- Author(s): Joe Martin
- Current status/schedule: Running
- Launch date: June 9, 1986
- Syndicate(s): Neatly Chiseled Features (current) Tribune Media Syndicate (previous)
- Genre(s): Humor

= Mister Boffo =

American comic strip by Joe Martin

Mister Boffo is an American comic strip created by Joe Martin. The strip has been in syndication since June 9, 1986, originally distributed by Tribune Media Services and now distributed by Martin's own Neatly Chiseled Features.

The strip's main character is a balding, big-nosed man named Earl who is usually shown as married to a pretty blonde named Nadine and as the owner of a small white "wonder dog" named Weederman. However, there is no particular continuity in the strip from day to day; the characters may turn up in prehistoric times or in a futuristic spaceship, or in heaven or hell. Even in the strips set in contemporary times, Earl is depicted variously as a corporate executive, a working-class person, a prisoner, or a homeless beggar. Strips often illustrate recurring themes, such as "A Time to Worry" and "People Unclear on the Concept".

"Mister Boffo" strips have been collected in the books Mister Boffo: Unclear on the Concept (1989) (ISBN 0-316-54859-6), Mister Boffo: Shrink Wrapped (1995) (ISBN 0-8362-1777-2), Mister Boffo: The First Decade (1996) (ISBN 0836214420), and Boffo (2008) (ISBN 0974596752).

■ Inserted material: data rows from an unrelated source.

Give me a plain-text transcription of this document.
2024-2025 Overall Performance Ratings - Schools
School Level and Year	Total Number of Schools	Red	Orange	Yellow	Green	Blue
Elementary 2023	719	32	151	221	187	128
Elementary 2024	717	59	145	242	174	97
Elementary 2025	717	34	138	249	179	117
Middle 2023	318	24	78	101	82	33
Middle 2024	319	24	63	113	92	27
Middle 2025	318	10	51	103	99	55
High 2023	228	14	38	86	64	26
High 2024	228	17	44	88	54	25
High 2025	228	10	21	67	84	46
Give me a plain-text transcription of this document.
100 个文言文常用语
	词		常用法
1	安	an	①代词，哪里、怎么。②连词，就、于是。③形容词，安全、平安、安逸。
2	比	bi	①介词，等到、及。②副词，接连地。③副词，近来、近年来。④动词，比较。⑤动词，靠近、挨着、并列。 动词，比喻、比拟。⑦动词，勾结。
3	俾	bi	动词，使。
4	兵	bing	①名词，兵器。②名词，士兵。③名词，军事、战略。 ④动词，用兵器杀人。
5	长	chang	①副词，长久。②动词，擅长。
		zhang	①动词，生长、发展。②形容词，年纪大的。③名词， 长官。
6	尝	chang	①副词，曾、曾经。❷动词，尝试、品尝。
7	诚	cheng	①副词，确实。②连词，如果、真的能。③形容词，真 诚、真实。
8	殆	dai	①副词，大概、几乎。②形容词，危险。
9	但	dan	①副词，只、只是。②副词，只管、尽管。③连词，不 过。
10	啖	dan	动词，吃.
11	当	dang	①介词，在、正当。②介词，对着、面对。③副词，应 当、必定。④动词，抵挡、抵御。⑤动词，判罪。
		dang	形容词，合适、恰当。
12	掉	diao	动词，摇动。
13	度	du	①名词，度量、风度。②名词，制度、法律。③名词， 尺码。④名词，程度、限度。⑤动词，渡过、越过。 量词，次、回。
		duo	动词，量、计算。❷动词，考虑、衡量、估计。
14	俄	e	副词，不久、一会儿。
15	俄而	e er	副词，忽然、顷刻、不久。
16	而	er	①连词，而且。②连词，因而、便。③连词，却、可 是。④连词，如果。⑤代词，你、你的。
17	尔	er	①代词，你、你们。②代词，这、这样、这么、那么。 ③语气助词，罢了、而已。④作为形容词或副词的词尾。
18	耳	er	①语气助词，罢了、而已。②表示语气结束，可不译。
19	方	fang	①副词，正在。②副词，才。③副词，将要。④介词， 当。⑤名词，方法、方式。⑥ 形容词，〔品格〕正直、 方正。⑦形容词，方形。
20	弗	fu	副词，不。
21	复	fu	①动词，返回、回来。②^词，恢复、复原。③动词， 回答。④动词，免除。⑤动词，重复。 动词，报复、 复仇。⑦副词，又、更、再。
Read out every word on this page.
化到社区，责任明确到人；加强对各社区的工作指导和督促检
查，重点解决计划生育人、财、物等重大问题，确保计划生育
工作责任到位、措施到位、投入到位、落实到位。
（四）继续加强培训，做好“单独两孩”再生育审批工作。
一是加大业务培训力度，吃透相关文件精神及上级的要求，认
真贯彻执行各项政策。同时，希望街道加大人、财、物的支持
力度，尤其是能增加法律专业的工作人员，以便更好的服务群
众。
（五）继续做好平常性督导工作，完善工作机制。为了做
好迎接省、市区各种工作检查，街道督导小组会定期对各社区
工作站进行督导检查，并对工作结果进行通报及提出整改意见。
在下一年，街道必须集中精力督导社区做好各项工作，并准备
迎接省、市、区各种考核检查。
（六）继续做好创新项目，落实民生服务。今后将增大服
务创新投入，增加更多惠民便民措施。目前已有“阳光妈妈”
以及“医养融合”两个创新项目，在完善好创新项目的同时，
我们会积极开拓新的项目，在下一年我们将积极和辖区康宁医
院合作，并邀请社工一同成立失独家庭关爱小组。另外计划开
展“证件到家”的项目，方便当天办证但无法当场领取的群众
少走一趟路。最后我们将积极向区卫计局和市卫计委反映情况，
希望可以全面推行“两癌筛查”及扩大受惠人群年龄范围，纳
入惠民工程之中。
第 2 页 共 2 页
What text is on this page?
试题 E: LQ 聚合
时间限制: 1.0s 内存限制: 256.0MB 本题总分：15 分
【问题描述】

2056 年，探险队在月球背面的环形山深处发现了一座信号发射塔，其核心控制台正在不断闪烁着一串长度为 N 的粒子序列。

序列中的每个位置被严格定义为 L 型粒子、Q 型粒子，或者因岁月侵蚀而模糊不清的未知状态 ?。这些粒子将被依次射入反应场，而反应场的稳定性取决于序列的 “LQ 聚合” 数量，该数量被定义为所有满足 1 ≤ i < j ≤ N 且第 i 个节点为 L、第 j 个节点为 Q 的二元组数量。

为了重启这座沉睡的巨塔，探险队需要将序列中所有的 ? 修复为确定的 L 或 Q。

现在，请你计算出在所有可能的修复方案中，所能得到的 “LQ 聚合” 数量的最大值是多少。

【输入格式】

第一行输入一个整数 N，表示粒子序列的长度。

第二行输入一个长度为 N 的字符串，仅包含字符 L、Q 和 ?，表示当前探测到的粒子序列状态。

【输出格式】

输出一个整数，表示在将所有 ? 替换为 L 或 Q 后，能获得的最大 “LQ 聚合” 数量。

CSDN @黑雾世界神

Many of the cartoons have also been reprinted in the newspaper strip On The Edge which Martin does in partnership with psychologist Dr. Jon Carlson and which uses them as an opening visualization to personal counseling advice.

The character's strangest appearance, however, was in the truly bizarre self-published single issue comic book Boffo In Hell (1995). In this issue, co-drawn by the cartoonist's teenage son Jay Martin, lovable loser Earl Boffo is transformed into a realistically drawn Image Comics-style scarlet-suited satanic superhero, and his little dog Weederman into a huge humanoid werewolf, after a powerful giant alien wedding ring falls to Earth and jams itself onto Earl's skull like a metal headband. The powered-up pair then battle an escaped trio of overly-muscled genetically altered mutant psychopaths who they accidentally dispatch to the title netherworld where the dead villains promptly kill all the devil guards and take over, setting up the storyline for future issues that never saw print.